Fedakârlık, hiçbir karşılık beklemeden, başkaları için kendi işini gücünü, malını mülkünü, yeri gelince her şeyini, hatta gerektiğinde canını bile vermek demektir. Bugün en basit olarak özveri denilen bu davranış realist, ya da menfaatçi insanların işi değildir. Hatta birçoklarına, özellikle de başkalarının sırtından geçinen asalaklara, emek hırsızlarına, saçma gelir fedakârlık. Ancak, denilebilir ki dünyadaki bütün güzellikler, fedakârlığın ve fedakâr insanların eseridir.
Dünyayı ve hayatı güzelleştirenler hep fedakâr insanlar olmuştur. Kendilerinden yalnızca iyilik görülen fedakâr insanların en büyük fedakârlıkları, belki de kötülerin yol açtığı zararları gidermek, kendi işini savsaklayan sorumsuz insanların yanlışlarını, eksikliklerini tamamlamak olmaktadır. Mesela 15 Temmuz gecesi fedakâr insanlar elde bayrak, dilde tekbir kötülerin yol açtığı faciayı önlemek, devleti ve milleti korumak için çıplak elleriyle tankların üstüne yürürken, yalnızca kendini düşünenler de geceyi banka kuyruklarında geçirmişlerdi. Fedakârlık duygusu aklın üstünde, kalbin arkadaşı, aşkın yoldaşıdır. Bayağı insanlara göre değildir. Asil insanların hasletidir fedakârlık. Hepimiz rahatımızı, huzurumuzu, başta annelerimiz ve babalarımız olmak üzere, gecesini gündüzüne katan fedakâr insanlara borçluyuz.
Türk milleti özünde fedakâr bir millettir. Tarih boyunca insanlık için en büyük fedakârlıkları bu aziz millet ve onun askeri yapmıştır. Mehmetçik, vatan sana canım feda diyerek, dört bir yandan saldıran düşmanla mücadele ederken, diğer yanda dünyanın neresinde bir mazlum olsa onun imdadına yetişmiştir. İnsanlık tarihinin her sayfası aziz milletimizin ve aslan Mehmetçik’in bu fedakârlıklarıyla doludur.

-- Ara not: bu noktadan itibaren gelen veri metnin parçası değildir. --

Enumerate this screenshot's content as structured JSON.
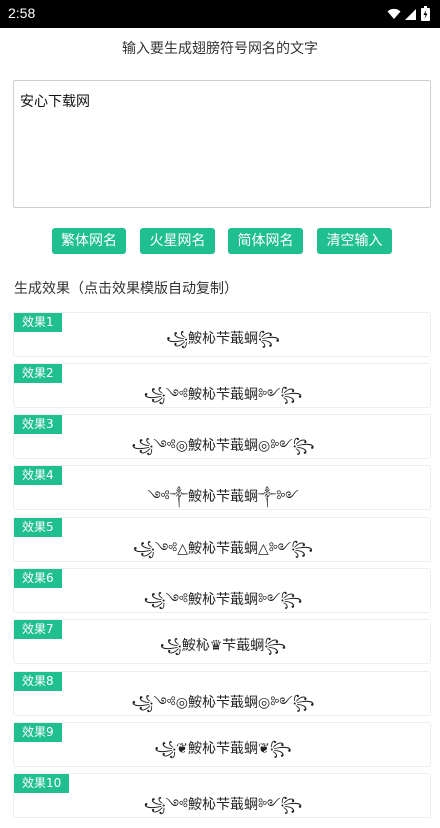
{
  "status_bar": {
    "time": "2:58"
  },
  "header": {
    "title": "输入要生成翅膀符号网名的文字"
  },
  "input": {
    "value": "安心下载网"
  },
  "buttons": {
    "traditional": "繁体网名",
    "martian": "火星网名",
    "simplified": "简体网名",
    "clear": "清空输入"
  },
  "section": {
    "label": "生成效果（点击效果模版自动复制）"
  },
  "results": [
    {
      "label": "效果1",
      "text": "꧁鮟杺芐蕺蛧꧂"
    },
    {
      "label": "效果2",
      "text": "꧁༺鮟杺芐蕺蛧༻꧂"
    },
    {
      "label": "效果3",
      "text": "꧁༺◎鮟杺芐蕺蛧◎༻꧂"
    },
    {
      "label": "效果4",
      "text": "༺༒鮟杺芐蕺蛧༒༻"
    },
    {
      "label": "效果5",
      "text": "꧁༺△鮟杺芐蕺蛧△༻꧂"
    },
    {
      "label": "效果6",
      "text": "꧁༺鮟杺芐蕺蛧༻꧂"
    },
    {
      "label": "效果7",
      "text": "꧁鮟杺♛芐蕺蛧꧂"
    },
    {
      "label": "效果8",
      "text": "꧁༺◎鮟杺芐蕺蛧◎༻꧂"
    },
    {
      "label": "效果9",
      "text": "꧁❦鮟杺芐蕺蛧❦꧂"
    },
    {
      "label": "效果10",
      "text": "꧁༺鮟杺芐蕺蛧༻꧂"
    }
  ]
}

Çok zaman kötülerin hâkim olduğu bu dünyada var olabilmek, özgür kalabilmek hep büyük bedeller ve fedakârlıklar gerektirmiştir. Bunun canlı bir örneği de dünkü vilayetimiz olan Filistin’de ve Gazze’de yaşanmaktadır. Tıpkı: “Canı, cananı, bütün varımı alsın da Hüda/Etmesin tek vatanımdan beni dünyada cüda” diyen milli şairimiz gibi Gazzeliler kadın çocuk demeden imanları, vatanları ve gelecekleri için gözlerini kırpmadan canlarını feda ederek tarihte emsaline az rastlanabilecek bir kahramanlık örneği göstermişlerdir. Bu fedakârlıkları ve kahramanlıkları sayesinde şehitler cenneti alaya uçarken, kalanlar ve gelecek nesiller ise öz vatanlarında özgürce ve şereflice yaşayacaklardır. Nitekim bizler de bugünlerimizi şanlı ecdadımızın candan geçen fedakârlıklarına borçluyuz.
Meşhur bir söz vardır. Benden öncekiler dikti, ben yiyorum. Ben dikeceğim, benden sonrakiler yiyecek. 1917 yılına kadar bir devleti bile olmayan, bataklıklar içinde sefilce yaşayan, ancak bu gün dünyada parmakla gösterilen Finlandiya, o günün aydınları ve her meslekten vatansever ve fedakâr insanların çalışmaları ve mücadeleleri sayesinde bugünlere gelebilmiştir.
Anadolu’da tarihi türbelere baktığımız zaman her birinin dünyanın dört bir yanından geldikleri, canlarıyla kanlarıyla bu toprakları bizlere vatan ettikleri görülecektir. Onların her birinin güzel evleri, bahçeleri, eşleri çocukları vardı. Her şeylerini feda ederek bize bugünlerimizi hazırladılar. Bizim de evlatlarımıza ve gelecek nesillerimize karşı sorumluluklarımız vardır. Nemelazımcılığı ve menfaatperestliği bir yana bırakarak, milletimiz ve memleketimiz için özverili bir şekilde çalışmak, ülkeyi yaşanılır kılmak, güzel yarınları inşa etmek hepimizin boynumuzun borcudur.